Australia's richest woman Gina Rinehart has been criticised by Prime Minister Julia Gillard for saying the nation's economy is heading for a collapse like those seen in Europe.
The multi-billionaire mining magnate accused the majority of Australians of thinking mining companies were ATMs from which they could draw money.
The comments were made in a pre-recorded video message at a Melbourne business conference, the second time since September the famously private Ms Rinehart has caused national headlines this way.
She said that without mining and its related industries Australia had no hope of repaying record debt, to avoid the problems Greece and other countries faced with overspending and consequent debt traumas.
"What few seem to properly understand - even people in government - is that miners and other resources industries aren't just ATMS for everyone else to draw from without that money first having to be earned and, before that, giant investments are made," she says in the message.
"It is as if their (Europe's) struggles with unemployment, riots, increased crime, debt and a sheer lack of money for even essential services, had nothing to teach us."
The predicted demise of and recent job losses in the Australian car industry was a warning sign, she said.
Governments had wrongly believed the recent six year run of record revenues driven by high commodity prices would continue and had responded by imposing extra mining and carbon taxes that discourage investment, she said.
This week's federal budget papers revealed net debt would peak at $191.6 billion and gross debt $300 billion in 2014-15.

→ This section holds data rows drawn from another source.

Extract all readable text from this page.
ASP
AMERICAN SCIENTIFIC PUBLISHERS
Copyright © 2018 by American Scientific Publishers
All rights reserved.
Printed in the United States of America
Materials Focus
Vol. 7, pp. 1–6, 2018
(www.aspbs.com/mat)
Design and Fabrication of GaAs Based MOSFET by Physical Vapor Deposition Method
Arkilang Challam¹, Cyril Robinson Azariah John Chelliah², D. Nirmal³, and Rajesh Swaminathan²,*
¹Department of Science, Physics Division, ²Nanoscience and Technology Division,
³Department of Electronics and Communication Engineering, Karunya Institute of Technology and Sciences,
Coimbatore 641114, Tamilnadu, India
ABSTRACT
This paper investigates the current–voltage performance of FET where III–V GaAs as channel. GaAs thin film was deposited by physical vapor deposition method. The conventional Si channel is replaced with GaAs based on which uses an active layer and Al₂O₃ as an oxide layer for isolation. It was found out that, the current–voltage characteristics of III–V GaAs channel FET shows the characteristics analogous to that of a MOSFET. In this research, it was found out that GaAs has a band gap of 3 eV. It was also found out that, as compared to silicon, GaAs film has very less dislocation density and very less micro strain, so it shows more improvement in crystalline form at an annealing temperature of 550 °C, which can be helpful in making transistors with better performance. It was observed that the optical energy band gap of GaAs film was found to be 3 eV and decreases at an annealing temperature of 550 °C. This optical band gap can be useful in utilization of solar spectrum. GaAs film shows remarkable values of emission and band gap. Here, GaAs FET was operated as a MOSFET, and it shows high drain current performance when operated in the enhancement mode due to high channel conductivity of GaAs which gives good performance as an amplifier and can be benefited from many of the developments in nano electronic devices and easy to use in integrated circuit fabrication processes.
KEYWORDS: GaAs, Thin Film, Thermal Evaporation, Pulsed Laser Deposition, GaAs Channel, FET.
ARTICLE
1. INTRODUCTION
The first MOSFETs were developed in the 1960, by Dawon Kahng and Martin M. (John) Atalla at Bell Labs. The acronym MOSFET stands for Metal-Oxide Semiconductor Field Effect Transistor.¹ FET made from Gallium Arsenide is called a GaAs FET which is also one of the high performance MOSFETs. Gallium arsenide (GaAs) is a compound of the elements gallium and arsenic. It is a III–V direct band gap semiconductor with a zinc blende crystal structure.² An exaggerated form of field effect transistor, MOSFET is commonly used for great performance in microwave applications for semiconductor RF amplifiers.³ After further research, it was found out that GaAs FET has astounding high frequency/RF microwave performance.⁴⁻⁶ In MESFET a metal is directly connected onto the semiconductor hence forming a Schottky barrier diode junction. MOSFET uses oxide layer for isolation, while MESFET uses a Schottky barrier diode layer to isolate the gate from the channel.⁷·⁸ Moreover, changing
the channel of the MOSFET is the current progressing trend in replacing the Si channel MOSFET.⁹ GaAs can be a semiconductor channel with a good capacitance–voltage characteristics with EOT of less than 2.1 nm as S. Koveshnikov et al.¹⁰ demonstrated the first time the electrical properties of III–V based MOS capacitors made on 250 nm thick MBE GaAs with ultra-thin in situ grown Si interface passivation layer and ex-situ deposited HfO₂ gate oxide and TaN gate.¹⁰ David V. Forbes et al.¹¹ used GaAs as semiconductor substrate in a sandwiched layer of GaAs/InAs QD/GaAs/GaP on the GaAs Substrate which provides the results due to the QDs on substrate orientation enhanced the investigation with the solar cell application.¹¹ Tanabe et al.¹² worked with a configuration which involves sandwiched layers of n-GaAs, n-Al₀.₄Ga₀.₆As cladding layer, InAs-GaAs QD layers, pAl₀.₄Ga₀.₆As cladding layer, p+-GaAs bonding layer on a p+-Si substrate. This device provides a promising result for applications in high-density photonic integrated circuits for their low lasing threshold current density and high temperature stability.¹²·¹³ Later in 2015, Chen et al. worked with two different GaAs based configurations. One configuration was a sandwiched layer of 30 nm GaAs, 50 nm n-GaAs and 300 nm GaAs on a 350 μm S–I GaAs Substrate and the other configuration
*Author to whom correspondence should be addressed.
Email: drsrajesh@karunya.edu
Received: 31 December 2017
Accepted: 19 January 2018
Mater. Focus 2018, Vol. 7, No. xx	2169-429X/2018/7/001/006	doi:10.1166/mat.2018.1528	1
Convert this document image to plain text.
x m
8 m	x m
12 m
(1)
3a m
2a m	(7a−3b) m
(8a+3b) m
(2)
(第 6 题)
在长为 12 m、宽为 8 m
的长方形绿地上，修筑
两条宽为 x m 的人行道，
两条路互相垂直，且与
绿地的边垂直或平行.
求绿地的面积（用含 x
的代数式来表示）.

However economists such as CommSec's Craig James regard the forecast peak debt level of about 11.4 per cent of gross domestic product as low from a global perspective.

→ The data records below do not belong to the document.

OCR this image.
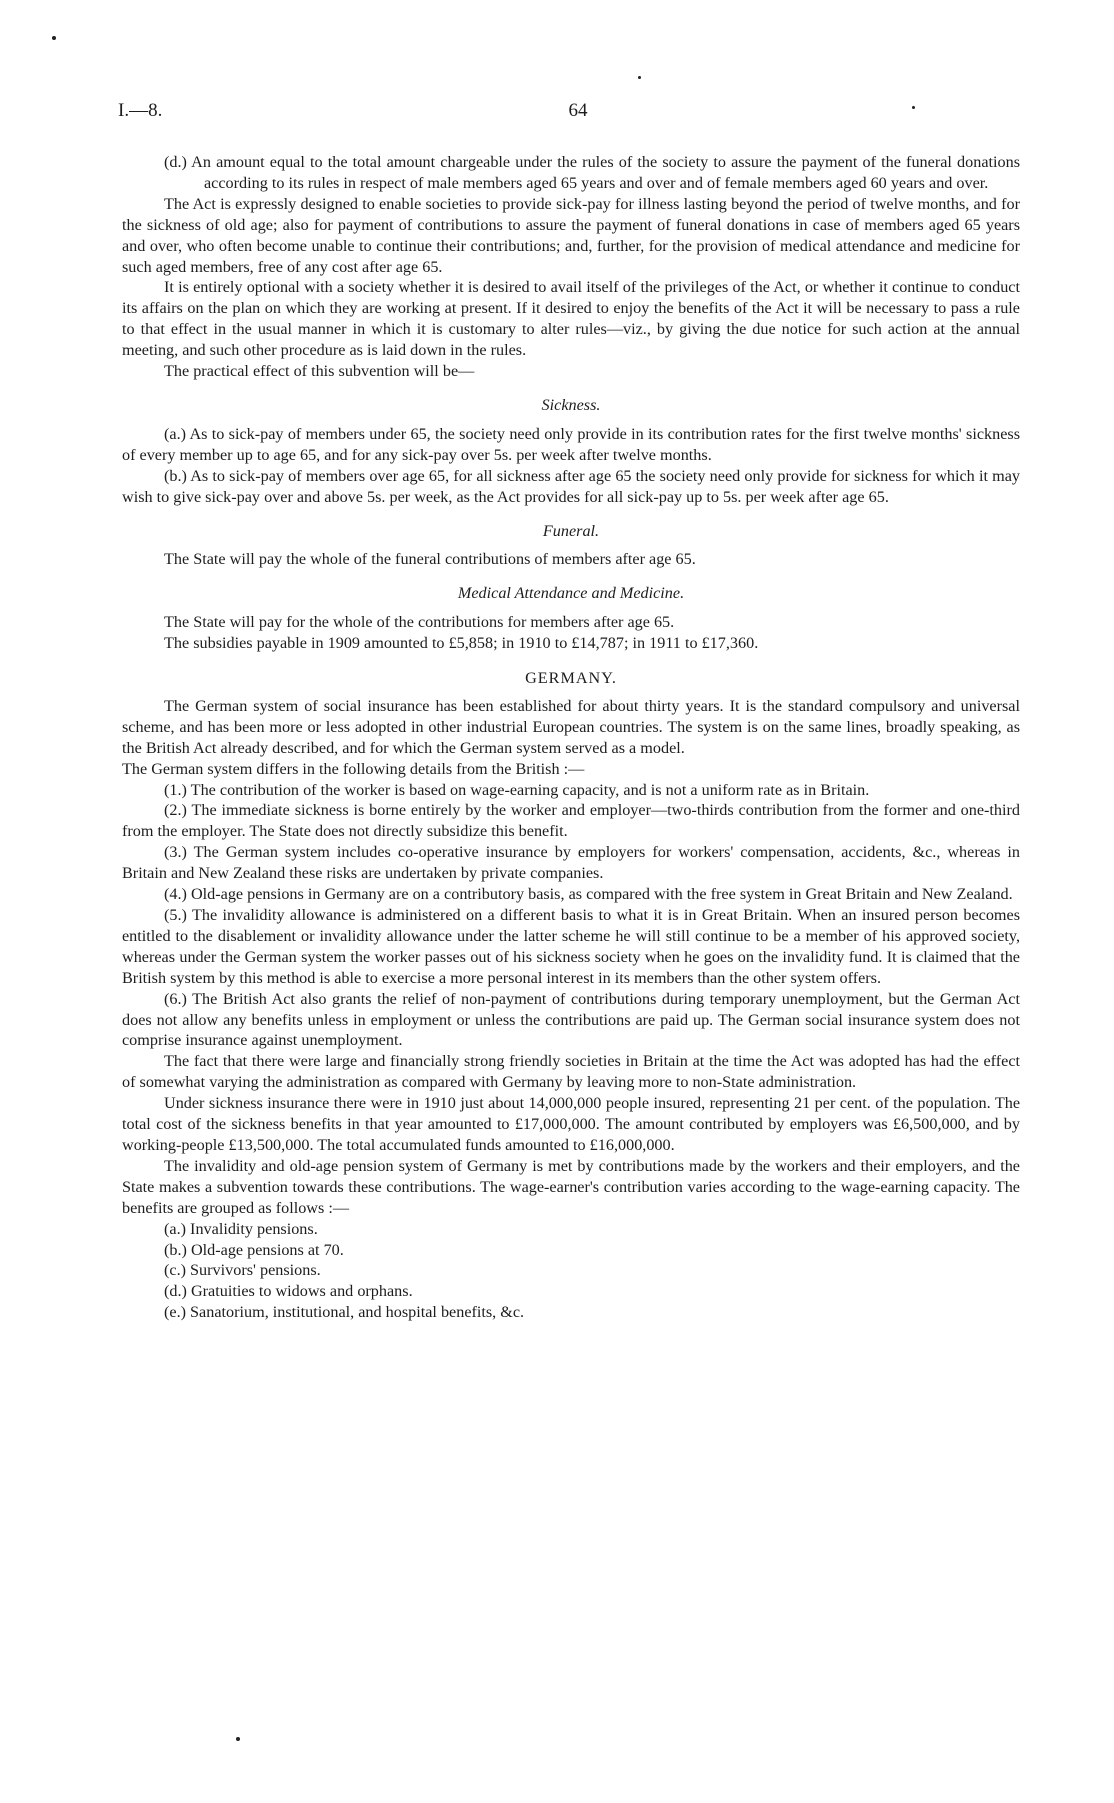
I.—8.	64

(d.) An amount equal to the total amount chargeable under the rules of the society to assure the payment of the funeral donations according to its rules in respect of male members aged 65 years and over and of female members aged 60 years and over.

The Act is expressly designed to enable societies to provide sick-pay for illness lasting beyond the period of twelve months, and for the sickness of old age; also for payment of contributions to assure the payment of funeral donations in case of members aged 65 years and over, who often become unable to continue their contributions; and, further, for the provision of medical attendance and medicine for such aged members, free of any cost after age 65.

It is entirely optional with a society whether it is desired to avail itself of the privileges of the Act, or whether it continue to conduct its affairs on the plan on which they are working at present. If it desired to enjoy the benefits of the Act it will be necessary to pass a rule to that effect in the usual manner in which it is customary to alter rules—viz., by giving the due notice for such action at the annual meeting, and such other procedure as is laid down in the rules.

The practical effect of this subvention will be—

Sickness.

(a.) As to sick-pay of members under 65, the society need only provide in its contribution rates for the first twelve months' sickness of every member up to age 65, and for any sick-pay over 5s. per week after twelve months.

(b.) As to sick-pay of members over age 65, for all sickness after age 65 the society need only provide for sickness for which it may wish to give sick-pay over and above 5s. per week, as the Act provides for all sick-pay up to 5s. per week after age 65.

Funeral.

The State will pay the whole of the funeral contributions of members after age 65.

Medical Attendance and Medicine.

The State will pay for the whole of the contributions for members after age 65.

The subsidies payable in 1909 amounted to £5,858; in 1910 to £14,787; in 1911 to £17,360.

GERMANY.

The German system of social insurance has been established for about thirty years. It is the standard compulsory and universal scheme, and has been more or less adopted in other industrial European countries. The system is on the same lines, broadly speaking, as the British Act already described, and for which the German system served as a model.

The German system differs in the following details from the British :—

(1.) The contribution of the worker is based on wage-earning capacity, and is not a uniform rate as in Britain.

(2.) The immediate sickness is borne entirely by the worker and employer—two-thirds contribution from the former and one-third from the employer. The State does not directly subsidize this benefit.

(3.) The German system includes co-operative insurance by employers for workers' compensation, accidents, &c., whereas in Britain and New Zealand these risks are undertaken by private companies.

(4.) Old-age pensions in Germany are on a contributory basis, as compared with the free system in Great Britain and New Zealand.

(5.) The invalidity allowance is administered on a different basis to what it is in Great Britain. When an insured person becomes entitled to the disablement or invalidity allowance under the latter scheme he will still continue to be a member of his approved society, whereas under the German system the worker passes out of his sickness society when he goes on the invalidity fund. It is claimed that the British system by this method is able to exercise a more personal interest in its members than the other system offers.

(6.) The British Act also grants the relief of non-payment of contributions during temporary unemployment, but the German Act does not allow any benefits unless in employment or unless the contributions are paid up. The German social insurance system does not comprise insurance against unemployment.

The fact that there were large and financially strong friendly societies in Britain at the time the Act was adopted has had the effect of somewhat varying the administration as compared with Germany by leaving more to non-State administration.

Under sickness insurance there were in 1910 just about 14,000,000 people insured, representing 21 per cent. of the population. The total cost of the sickness benefits in that year amounted to £17,000,000. The amount contributed by employers was £6,500,000, and by working-people £13,500,000. The total accumulated funds amounted to £16,000,000.

The invalidity and old-age pension system of Germany is met by contributions made by the workers and their employers, and the State makes a subvention towards these contributions. The wage-earner's contribution varies according to the wage-earning capacity. The benefits are grouped as follows :—

(a.) Invalidity pensions.

(b.) Old-age pensions at 70.

(c.) Survivors' pensions.

(d.) Gratuities to widows and orphans.

(e.) Sanatorium, institutional, and hospital benefits, &c.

Ms Gillard slammed Ms Rinehart's claims as "absolute nonsense".
"(It's) not backed in by economists and not backed in by ratings agencies with their triple-A rating of the Australian economy," she told reporters.
Indigenous leaders also copped criticism from Ms Rinehart for recent demands that Woodside Petroleum pay them $1.5 billion compensation and provide jobs after the company pulled out of its $40 billion gas hub near Broome amid rising costs.
"This is spending the money of a resources company without giving even the company itself the chance to first earn it," she said.
The benefits of mining went to all Australians, she said, demonstrated by BHP Billiton alone paying $9 billion in taxes locally last year, the same amount as federal funding of higher education.
Ms Rinehart also repeated themes aired in a poem she penned last year, about transforming Australia's north into a productive agricultural and resources region, using low tax special economic zones as Singapore had under Lee Kuan Yew.
Australian Greens leader Christine Milne said she agreed there was an overdependence in Australia on the resources sector.
However she resented one of the richest people in the world - with a net worth above $20 billion - lecturing Australians about why she or anybody else in the mining sector should not have to pay taxes.